The number of mortgage actions filed in Singapore courts fell to a five-year low last year despite rising interest rates.
A mortgage action, also known as a foreclosure action in some jurisdictions, is a legal process initiated by a mortgage lender or creditor when a borrower has failed to meet their mortgage payment obligations as outlined in the mortgage agreement. The purpose of a mortgage action is to seek a court order to take possession of and potentially sell the property secured by the mortgage in order to recover the outstanding debt owed by the borrower.
First and foremost, prior to the housing bubble bursting, there will usually be indication from the market one of such is a higher number of mortgage actions or foreclosure proceedings as was seen in the Sub-Prime Mortgage Crisis in 2007.
Here's how a higher mortgage action rate can be a sign of a property bubble:
Overleveraging: During a property bubble, homebuyers and investors often rush into the market, buying properties with high levels of debt (mortgages). They may believe that property values will continue to rise, allowing them to sell at a profit or refinance at favorable terms. When the bubble bursts, property values may decline, leaving these highly leveraged homeowners unable to make mortgage payments.
Declining Property Values: As property prices become inflated during a bubble, they eventually reach a point where they are no longer sustainable. When the bubble bursts, property values can decline significantly. Homeowners who purchased homes at the peak of the bubble may find themselves owing more on their mortgages than their homes are worth (negative equity), which can lead to mortgage defaults and foreclosures.

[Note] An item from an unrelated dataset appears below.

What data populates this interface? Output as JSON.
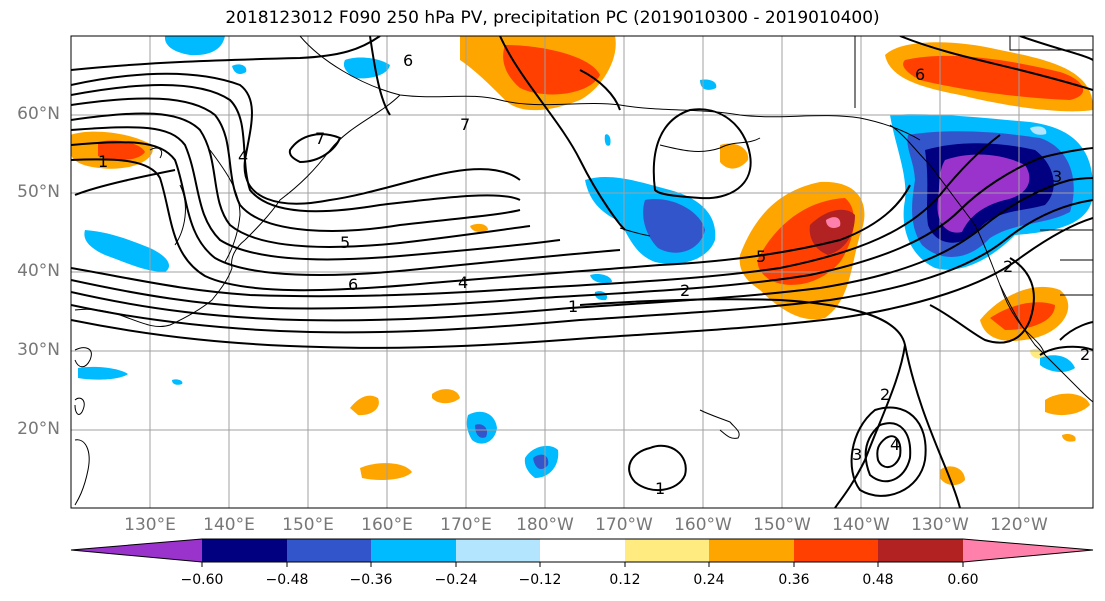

Economic Factors: A property bubble is often associated with speculation and excessive lending by financial institutions. When the bubble bursts, it can trigger broader economic challenges, such as job losses and a slowdown in consumer spending. These economic factors can contribute to higher mortgage delinquency rates and foreclosure actions.
Credit Availability: During a property bubble, lenders may relax their lending standards to accommodate the high demand for mortgages. This can result in loans being extended to borrowers who may not have the financial stability to sustain homeownership. When economic conditions worsen or property values decline, these borrowers are more likely to default on their mortgages.
Supply and Demand Dynamics: A property bubble can be characterized by an oversupply of housing due to excessive construction driven by speculation. When the bubble bursts, it can lead to an excess of available properties, putting downward pressure on prices and making it harder for homeowners to sell or refinance their homes.
What does this info tells us about the property market today and how does it translate to how we view it?
Based on the statistic provided that Singapore sees the lowest number of mortgage action filed in the past five year; strongly suggests that Singapore households are managing their debt well, even as mortgage rates have risen sharply in recent years.
One main factor would be due to the stringent cooling measures that the government have put in placed. One such cooling measures would be the Total Debt to Income Ratio (TDSR) as well as the Capped on the Loan-to-value (LTV).
Additionally, it is worthy to note noted that total household net worth have continued to rise despite a slowdown in residential asset value growth. The growth looked at 8.9% year on year to S$2.7 trillion at the end of Q2 2023. This outpaced the increase in Q2 2022, which came in at 7.5 per cent. In Q1 2023, the figure was 8.2 per cent according to the data provided by Singapore Department of Statistics.
However, It's important to note that a higher number of mortgage actions alone may not necessarily indicate a property bubble. Other economic and housing market indicators, such as rapid price appreciation, speculative behavior, excessive lending, and an unsustainable pace of construction, should be considered alongside mortgage actions to assess the overall health of a real estate market.